The city is in Ukraine’s Donetsk, part of the largely Russian-speaking industrialised Donbas region which Moscow wants to annex with its self-declared “special military operation.”

It had a pre-war population of 70,000-80,000, but Deputy Ukrainian Prime Minister Iryna Vereshchuk said last month that fewer than 4,000 civilians, including 38 children, were thought to remain. The International Committee of the Red Cross (ICRC) has said that those left are eking out an existence in underground shelters under heavy shelling.

Reminiscent of World War I, the battle for Bakhmut has been fought from trenches with relentless artillery and rocket strikes across a heavily-mined battlefield described as a “meat grinder” by commanders on both sides.

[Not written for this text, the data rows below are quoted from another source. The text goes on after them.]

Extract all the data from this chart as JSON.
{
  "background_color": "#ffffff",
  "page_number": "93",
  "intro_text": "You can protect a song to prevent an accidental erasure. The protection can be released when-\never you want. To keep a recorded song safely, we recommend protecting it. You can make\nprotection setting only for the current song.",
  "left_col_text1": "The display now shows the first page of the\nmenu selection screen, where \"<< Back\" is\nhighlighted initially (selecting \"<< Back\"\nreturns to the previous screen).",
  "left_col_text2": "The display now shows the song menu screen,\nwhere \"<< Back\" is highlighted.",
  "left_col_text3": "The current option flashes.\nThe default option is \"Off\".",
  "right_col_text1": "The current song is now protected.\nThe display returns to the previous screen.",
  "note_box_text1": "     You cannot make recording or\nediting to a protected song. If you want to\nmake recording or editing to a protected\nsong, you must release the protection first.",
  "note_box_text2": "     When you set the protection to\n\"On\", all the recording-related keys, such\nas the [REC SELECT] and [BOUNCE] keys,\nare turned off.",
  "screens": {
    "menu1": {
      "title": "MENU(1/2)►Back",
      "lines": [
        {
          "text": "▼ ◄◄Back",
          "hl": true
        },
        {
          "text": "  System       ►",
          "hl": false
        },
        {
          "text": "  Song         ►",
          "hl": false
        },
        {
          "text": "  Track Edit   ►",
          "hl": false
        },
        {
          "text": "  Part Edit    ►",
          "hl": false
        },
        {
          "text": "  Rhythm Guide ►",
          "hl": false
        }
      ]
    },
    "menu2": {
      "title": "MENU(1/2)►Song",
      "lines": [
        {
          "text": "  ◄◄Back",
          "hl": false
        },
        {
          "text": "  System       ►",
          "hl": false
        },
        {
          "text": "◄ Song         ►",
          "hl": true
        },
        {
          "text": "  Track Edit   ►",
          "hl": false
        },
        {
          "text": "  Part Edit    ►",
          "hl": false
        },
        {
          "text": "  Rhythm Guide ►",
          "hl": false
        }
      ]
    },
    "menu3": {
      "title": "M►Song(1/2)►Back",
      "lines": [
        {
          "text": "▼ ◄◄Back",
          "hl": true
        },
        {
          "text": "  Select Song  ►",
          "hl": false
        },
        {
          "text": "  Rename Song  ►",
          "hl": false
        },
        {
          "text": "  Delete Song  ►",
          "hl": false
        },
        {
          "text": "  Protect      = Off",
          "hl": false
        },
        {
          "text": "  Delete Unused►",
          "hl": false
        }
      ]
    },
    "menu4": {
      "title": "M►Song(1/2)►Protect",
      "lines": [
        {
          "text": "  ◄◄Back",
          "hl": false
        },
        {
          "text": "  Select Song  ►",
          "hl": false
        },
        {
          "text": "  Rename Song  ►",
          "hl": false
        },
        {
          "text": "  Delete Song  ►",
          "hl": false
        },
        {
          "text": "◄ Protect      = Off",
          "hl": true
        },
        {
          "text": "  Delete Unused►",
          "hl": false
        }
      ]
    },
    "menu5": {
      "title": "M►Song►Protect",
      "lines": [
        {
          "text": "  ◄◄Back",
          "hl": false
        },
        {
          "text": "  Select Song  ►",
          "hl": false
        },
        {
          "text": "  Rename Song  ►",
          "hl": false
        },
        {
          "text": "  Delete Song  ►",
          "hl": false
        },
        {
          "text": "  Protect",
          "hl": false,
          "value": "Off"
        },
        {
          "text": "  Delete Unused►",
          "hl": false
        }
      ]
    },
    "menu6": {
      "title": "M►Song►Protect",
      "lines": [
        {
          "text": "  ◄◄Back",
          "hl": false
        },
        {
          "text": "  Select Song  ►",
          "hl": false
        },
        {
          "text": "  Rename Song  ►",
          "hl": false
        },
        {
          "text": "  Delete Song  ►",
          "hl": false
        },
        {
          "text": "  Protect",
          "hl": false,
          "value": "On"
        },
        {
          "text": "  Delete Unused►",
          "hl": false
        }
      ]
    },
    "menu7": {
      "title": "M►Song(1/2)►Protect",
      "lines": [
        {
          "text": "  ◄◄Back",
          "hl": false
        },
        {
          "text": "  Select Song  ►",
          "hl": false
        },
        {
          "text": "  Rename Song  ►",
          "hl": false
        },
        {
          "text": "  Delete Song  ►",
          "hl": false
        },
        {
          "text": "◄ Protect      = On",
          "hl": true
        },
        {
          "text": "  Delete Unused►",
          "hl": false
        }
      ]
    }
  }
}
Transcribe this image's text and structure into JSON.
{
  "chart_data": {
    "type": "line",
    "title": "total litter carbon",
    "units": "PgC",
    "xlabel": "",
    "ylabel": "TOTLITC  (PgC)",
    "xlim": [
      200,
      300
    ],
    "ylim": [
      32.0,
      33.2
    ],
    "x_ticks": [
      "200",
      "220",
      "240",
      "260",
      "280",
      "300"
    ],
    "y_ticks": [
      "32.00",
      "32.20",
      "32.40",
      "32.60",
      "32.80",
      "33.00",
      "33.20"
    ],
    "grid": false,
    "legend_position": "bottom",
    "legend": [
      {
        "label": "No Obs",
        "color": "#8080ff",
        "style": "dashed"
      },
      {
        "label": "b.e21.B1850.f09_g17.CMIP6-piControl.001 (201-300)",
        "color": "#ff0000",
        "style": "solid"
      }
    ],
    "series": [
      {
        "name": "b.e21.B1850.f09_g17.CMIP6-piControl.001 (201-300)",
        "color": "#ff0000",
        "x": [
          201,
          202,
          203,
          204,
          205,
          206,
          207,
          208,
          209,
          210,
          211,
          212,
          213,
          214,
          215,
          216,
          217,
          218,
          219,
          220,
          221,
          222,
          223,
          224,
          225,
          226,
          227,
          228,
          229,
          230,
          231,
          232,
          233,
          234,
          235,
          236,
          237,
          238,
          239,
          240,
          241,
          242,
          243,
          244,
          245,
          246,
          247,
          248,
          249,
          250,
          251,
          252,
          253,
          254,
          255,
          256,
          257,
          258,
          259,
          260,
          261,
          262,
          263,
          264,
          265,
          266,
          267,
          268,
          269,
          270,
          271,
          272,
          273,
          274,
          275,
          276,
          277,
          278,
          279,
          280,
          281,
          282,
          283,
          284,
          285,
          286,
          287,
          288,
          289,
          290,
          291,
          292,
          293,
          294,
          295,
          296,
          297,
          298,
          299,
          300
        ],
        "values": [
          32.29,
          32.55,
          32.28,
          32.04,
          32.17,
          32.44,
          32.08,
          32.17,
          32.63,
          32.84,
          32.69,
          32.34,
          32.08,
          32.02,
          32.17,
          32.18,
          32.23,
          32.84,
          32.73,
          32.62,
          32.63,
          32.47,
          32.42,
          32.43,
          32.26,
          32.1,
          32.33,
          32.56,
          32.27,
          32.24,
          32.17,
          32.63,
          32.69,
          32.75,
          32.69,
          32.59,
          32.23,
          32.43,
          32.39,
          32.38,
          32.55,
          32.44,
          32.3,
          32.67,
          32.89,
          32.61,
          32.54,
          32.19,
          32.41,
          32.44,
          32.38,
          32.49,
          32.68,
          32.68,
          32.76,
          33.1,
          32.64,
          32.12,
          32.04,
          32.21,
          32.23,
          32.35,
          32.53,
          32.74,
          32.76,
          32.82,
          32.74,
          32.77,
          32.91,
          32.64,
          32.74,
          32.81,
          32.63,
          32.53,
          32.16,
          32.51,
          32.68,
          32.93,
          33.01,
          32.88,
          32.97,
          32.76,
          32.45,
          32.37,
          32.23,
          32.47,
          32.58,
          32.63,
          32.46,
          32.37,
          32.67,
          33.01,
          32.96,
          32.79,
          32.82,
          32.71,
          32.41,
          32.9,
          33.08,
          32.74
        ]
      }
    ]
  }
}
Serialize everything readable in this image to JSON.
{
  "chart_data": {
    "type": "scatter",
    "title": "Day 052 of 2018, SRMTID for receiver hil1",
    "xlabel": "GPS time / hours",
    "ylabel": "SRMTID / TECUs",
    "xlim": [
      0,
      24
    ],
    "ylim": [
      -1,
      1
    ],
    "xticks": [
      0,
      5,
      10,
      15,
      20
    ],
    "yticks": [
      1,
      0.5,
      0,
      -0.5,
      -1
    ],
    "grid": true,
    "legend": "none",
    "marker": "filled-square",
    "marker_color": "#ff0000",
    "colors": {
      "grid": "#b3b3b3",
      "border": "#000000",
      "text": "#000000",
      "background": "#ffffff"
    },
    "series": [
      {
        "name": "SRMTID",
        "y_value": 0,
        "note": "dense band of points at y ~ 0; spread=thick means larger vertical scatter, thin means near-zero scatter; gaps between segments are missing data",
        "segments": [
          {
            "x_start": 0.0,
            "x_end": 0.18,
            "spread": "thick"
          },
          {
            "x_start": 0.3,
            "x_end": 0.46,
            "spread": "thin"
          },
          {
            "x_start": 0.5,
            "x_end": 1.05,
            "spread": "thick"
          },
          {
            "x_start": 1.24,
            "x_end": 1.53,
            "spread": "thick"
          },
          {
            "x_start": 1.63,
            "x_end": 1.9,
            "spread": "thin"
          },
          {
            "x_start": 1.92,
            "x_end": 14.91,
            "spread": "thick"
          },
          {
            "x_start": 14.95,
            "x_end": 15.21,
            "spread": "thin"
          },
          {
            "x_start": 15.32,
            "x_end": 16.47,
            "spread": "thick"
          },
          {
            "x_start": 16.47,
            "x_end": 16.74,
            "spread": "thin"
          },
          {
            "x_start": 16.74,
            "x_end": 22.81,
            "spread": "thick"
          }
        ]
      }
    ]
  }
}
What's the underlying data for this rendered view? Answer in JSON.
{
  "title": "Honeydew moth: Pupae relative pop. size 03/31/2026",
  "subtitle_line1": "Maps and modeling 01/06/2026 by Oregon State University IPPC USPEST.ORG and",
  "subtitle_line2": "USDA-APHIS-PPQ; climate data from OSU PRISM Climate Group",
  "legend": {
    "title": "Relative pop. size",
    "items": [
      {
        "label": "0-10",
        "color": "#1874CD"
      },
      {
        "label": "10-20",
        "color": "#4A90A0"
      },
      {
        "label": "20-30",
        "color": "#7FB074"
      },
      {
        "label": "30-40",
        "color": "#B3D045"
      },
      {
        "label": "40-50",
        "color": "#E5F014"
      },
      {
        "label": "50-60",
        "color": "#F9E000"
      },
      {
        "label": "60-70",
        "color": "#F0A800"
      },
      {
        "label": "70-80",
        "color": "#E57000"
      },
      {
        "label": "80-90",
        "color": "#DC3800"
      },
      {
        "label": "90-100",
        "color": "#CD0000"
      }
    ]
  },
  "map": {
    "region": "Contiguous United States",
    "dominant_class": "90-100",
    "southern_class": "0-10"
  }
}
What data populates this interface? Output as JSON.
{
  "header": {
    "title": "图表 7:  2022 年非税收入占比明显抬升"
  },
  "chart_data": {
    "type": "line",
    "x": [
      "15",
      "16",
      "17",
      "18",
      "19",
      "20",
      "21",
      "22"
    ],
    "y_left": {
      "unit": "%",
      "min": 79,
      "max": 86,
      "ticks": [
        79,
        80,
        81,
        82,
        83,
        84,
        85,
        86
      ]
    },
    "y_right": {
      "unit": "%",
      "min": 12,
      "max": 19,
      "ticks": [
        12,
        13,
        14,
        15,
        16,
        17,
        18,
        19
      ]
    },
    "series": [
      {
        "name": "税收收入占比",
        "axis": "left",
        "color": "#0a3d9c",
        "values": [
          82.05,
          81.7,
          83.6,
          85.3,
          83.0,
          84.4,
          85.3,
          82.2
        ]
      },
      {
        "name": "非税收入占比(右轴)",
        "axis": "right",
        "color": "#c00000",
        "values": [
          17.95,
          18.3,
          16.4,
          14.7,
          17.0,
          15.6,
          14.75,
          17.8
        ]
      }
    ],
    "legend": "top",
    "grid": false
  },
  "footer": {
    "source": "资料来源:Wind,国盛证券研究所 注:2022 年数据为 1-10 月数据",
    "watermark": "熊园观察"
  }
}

It has also involved house-to-house fighting.

The city has witnessed slaughter before: during World War II, occupying Nazi troops herded 3,000 Jews into a nearby mine shaft and bricked it up, suffocating them.

Killing zone?

Images of battlefields strewn with corpses from both sides have surfaced on social media, and Mr Yevgeny Prigozhin, founder of Russia’s Wagner mercenary force which is doing much of the fighting, has published a picture of his own dead fighters.

Casualty figures are classified, but US officials estimate that tens of thousands of Russian soldiers – many of them convicts recruited by Wagner – have been killed. A Russian-installed official said on Thursday that Moscow had killed 15,000-20,000 Ukrainian troops.

Reuters is unable to verify battlefield casualty figures.